Perfil das obras estimula desenvolvimentos da indústria

Impulsionado pelos investimentos em geração eólica e no setor de óleo e gás, o mercado de guindastes se mantém aquecido e atrai novos competidores, inclusive para a produção local de um modelo cada vez mais utilizado nos canteiros: o RT

Uma análise mais detalhada do estudo realizado pela Sobratema, que aponta investimentos de R$ 1,35 trilhão em construção e infraestrutura no país, entre 2011 e 2016, revela um cenário promissor para o segmento de guindastes. Segundo esse levantamento, que abrange desde os projetos de energia, transporte, saneamento e mobilidade urbana, até obras em hotelaria, indústrias e arenas esportivas para a Copa de 2014 e as Olimpíadas de 2016, o mercado de guindastes deverá ser um dos mais beneficiados por essa carteira de obras.

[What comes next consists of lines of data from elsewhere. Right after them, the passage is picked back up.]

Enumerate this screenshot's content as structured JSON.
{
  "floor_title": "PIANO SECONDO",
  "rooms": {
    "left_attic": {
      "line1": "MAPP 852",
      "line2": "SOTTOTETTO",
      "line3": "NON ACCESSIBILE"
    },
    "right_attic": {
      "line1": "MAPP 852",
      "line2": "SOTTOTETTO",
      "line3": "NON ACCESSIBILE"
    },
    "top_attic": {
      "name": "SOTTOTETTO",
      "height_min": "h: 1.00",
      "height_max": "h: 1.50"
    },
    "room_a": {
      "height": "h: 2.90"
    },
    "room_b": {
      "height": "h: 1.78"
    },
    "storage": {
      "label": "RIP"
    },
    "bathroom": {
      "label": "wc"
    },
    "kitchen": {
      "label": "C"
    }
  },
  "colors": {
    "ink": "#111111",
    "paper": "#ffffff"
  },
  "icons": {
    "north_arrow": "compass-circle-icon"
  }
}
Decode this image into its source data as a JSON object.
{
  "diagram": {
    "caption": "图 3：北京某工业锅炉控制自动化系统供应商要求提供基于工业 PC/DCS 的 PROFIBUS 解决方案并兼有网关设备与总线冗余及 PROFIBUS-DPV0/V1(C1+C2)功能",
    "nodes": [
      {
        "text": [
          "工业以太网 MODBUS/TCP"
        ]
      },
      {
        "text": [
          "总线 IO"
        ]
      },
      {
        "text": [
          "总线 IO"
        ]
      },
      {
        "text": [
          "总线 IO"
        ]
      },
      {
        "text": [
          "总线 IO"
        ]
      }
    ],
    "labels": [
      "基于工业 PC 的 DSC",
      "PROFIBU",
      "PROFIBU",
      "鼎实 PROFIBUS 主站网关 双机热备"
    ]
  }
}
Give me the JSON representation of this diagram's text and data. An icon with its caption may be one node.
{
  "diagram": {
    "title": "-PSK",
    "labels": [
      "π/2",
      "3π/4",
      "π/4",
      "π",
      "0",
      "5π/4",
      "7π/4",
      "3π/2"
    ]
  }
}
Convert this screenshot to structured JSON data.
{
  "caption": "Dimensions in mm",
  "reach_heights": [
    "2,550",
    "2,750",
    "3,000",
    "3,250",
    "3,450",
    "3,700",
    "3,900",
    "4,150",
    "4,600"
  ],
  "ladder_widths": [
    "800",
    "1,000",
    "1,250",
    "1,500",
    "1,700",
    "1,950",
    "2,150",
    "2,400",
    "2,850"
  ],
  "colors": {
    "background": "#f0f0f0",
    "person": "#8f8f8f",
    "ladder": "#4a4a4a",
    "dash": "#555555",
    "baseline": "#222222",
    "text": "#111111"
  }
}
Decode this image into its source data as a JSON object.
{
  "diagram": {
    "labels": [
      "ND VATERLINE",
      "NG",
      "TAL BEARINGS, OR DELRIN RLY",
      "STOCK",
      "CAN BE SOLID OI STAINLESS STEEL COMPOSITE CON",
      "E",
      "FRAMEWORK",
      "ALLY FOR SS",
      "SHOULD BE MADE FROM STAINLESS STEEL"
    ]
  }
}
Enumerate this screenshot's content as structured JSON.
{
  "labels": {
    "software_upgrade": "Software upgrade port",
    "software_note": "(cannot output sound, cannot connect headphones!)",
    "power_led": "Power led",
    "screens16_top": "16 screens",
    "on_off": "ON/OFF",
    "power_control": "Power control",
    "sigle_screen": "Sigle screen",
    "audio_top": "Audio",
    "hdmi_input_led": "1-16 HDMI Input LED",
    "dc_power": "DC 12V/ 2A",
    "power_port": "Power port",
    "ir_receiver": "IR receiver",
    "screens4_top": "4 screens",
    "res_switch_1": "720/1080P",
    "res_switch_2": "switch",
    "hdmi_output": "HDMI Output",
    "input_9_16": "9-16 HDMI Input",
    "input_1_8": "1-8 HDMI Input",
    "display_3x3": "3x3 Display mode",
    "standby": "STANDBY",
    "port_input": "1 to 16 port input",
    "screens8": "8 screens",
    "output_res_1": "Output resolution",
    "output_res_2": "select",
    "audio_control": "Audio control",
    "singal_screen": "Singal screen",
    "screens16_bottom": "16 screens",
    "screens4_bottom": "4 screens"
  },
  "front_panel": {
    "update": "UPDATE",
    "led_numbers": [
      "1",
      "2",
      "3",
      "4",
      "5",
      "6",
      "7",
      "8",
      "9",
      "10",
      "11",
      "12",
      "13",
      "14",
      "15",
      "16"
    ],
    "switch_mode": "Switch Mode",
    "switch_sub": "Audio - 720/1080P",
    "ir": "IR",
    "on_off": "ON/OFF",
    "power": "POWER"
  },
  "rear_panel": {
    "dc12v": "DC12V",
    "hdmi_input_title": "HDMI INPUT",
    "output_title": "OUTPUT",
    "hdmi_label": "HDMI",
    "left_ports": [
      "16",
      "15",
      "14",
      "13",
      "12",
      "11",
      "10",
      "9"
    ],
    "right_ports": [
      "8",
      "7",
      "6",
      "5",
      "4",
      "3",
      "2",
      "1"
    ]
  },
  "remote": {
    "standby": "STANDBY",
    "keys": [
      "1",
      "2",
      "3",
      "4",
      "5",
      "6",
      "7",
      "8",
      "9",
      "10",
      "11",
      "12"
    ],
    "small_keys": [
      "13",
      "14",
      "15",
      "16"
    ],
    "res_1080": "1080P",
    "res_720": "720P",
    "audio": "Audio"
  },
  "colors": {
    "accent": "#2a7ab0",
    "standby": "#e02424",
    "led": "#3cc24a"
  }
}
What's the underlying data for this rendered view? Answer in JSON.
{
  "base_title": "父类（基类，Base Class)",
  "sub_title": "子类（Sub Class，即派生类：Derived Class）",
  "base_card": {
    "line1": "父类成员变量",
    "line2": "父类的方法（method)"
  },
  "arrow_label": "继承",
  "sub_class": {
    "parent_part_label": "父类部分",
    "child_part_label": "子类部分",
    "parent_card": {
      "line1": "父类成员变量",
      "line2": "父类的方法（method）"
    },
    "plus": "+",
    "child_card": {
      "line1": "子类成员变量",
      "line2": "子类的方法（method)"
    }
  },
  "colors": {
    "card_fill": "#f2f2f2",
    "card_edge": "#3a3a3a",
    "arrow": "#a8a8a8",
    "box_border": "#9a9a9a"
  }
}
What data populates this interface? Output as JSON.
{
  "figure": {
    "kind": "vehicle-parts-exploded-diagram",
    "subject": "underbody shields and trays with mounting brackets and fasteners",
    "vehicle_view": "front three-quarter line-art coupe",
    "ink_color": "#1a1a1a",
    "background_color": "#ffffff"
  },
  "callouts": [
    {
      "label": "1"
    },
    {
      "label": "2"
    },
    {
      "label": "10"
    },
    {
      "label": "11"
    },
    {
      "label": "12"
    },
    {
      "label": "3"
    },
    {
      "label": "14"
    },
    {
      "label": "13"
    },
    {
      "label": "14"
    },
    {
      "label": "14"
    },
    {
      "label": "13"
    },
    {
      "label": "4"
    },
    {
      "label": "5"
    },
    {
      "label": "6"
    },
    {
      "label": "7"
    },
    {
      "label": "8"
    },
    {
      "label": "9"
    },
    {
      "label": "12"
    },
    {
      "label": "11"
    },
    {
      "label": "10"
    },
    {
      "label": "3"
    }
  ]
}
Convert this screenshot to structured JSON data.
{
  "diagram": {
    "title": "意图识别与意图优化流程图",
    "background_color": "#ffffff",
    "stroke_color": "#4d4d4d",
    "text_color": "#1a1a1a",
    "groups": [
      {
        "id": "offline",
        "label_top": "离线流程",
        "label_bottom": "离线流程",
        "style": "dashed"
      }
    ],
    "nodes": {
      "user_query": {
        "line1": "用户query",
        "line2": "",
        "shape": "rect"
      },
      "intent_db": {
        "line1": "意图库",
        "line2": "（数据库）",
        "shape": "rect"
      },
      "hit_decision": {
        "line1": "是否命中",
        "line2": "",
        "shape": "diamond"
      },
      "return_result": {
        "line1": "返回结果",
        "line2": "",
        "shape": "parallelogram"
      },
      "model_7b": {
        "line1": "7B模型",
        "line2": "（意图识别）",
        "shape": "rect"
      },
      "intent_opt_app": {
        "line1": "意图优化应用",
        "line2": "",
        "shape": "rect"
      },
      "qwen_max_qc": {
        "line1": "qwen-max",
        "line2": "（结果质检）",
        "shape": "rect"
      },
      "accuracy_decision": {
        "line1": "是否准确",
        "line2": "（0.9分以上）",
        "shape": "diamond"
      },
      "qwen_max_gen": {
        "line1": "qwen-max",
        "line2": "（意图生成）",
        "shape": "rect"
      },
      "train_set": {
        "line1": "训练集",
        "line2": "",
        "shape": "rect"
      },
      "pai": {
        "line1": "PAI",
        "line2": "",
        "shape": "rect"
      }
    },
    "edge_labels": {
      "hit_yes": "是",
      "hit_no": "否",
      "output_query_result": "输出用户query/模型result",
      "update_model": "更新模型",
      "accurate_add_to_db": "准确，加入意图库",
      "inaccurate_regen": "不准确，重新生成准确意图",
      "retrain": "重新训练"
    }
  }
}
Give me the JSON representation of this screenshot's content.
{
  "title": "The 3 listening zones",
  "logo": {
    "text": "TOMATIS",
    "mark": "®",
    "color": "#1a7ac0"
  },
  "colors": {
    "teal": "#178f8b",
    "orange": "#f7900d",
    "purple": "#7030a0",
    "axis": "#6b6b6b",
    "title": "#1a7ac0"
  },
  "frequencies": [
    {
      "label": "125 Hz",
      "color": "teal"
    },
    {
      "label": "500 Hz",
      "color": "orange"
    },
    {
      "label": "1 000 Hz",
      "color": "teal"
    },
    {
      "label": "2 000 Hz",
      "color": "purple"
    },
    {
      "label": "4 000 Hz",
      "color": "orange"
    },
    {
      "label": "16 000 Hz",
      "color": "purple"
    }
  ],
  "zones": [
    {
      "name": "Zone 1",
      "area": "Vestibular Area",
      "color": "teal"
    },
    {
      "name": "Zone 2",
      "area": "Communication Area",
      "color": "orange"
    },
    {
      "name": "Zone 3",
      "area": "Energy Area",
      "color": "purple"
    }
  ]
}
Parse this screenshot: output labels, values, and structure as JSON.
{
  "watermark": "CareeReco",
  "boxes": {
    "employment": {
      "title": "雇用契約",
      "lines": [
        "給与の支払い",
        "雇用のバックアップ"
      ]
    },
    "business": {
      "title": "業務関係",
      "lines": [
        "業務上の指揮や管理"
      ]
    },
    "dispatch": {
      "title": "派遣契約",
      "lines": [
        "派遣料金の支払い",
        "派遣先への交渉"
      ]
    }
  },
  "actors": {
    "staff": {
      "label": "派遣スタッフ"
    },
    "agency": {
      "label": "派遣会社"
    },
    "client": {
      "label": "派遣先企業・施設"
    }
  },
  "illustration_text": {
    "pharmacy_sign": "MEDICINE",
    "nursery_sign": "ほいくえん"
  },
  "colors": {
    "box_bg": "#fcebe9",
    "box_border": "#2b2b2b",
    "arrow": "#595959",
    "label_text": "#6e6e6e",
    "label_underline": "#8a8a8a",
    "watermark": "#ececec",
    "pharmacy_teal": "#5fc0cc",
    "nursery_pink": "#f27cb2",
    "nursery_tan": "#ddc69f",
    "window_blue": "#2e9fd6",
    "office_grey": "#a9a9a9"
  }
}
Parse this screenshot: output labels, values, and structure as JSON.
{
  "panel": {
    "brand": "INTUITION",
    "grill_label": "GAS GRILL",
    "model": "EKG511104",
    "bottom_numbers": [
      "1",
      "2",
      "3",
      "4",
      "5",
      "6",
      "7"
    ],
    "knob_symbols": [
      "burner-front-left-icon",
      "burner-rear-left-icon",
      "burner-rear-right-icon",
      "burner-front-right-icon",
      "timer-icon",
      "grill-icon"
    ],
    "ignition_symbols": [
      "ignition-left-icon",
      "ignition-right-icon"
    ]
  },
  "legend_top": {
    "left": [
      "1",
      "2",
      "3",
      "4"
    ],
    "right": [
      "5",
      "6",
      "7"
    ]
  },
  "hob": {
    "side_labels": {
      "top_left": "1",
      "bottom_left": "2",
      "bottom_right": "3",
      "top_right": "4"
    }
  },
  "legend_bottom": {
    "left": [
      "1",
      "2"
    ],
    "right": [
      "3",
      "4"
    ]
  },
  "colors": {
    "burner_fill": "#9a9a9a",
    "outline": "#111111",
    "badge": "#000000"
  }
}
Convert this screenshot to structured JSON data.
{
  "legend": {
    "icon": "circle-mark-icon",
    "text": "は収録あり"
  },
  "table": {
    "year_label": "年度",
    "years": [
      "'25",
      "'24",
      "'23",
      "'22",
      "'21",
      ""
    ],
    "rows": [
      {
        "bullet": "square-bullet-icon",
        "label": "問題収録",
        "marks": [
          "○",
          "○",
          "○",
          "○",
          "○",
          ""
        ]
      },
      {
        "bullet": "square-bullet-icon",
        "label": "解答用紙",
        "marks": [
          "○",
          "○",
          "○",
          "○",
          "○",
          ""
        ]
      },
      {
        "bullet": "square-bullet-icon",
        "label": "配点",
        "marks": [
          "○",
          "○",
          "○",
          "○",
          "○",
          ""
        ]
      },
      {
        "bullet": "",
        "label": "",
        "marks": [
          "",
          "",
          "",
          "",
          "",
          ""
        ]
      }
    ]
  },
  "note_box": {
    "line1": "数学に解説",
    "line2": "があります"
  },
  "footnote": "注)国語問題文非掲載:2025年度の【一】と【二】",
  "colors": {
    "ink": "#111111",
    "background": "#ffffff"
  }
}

Ao se debruçar sobre esse estudo, o empresário Giancarlo Rigon, da locadora de guindastes BSM Engenharia, constata que embora apenas 1,9% dos projetos listados (189 obras) sejam caracterizados pelo uso intensivo de guindastes, eles respondem por quase 44% dos investimentos previstos. “Isso se deve ao fato de que tais projetos estão concentrados da área de óleo e gás, que apresenta alto investimento em cada empreendimento”, ele pondera. Nessa área, o estudo aponta 30 expansões de refinarias e dez de petroquímicas, além da construção de 26 plataformas de exploração e produção.

Devido a essa característica, a maior parte da frota brasileira de guindastes se concentra atualmente nos estados litorâneos, mais urbanizados e onde está localizada a produção nacional de petróleo (off-shore), com destaque para o Rio de Janeiro, seguido por São Paulo, Espírito Santo, Maranhão, Bahia e Ceará. Rigon destaca ainda outros segmentos da construção com impacto na demanda de guindastes, como as obras de arenas esportivas – que utilizam muitos guindastes de torre – de geração de energia eólica e estaleiros (veja quadro na pág.52). “Por esse motivo, as oportunidades nesse mercado são muito promissoras”, ele avalia.

Rigon destaca que nos últimos cinco anos, as vendas de equipamentos de elevação de carga – incluindo desde guindastes de torre até os modelos móveis e manipuladores telescópicos – cresceu 219% no país. “No segmento de guindastes hidráulicos sobre chassi de caminhão, mais utilizados em obras civis, quase 100% da frota tem até cinco anos de vida útil, o que revela os fortes investimentos realizados pelas locadoras e construtoras.” Ele ressalta que a competitividade dos modelos chineses, que ocuparam totalmente esse segmento do mercado, também contribuiu para essa renovação.

Perfil da frota

Segundo um estudo sobre a frota de equipamentos em operação nos canteiros de obras do país, produzida pela Sobratema, 85,3% dos guindastes hidráulicos sobre caminhão existentes no Brasil têm capacidade de carga de até 100 t. No segmento de guindastes treliçados sobre esteiras, que também passou por uma renovação, embora em ritmo menor, o levantamento aponta que 75,8% das unidades em operação tem mais de 200 t de capacidade de carga. “Também observamos essa tendência de renovação da frota no caso das gruas, inclusive com a saída de operação de alguns equipamentos mais antigos”, completa Rigon.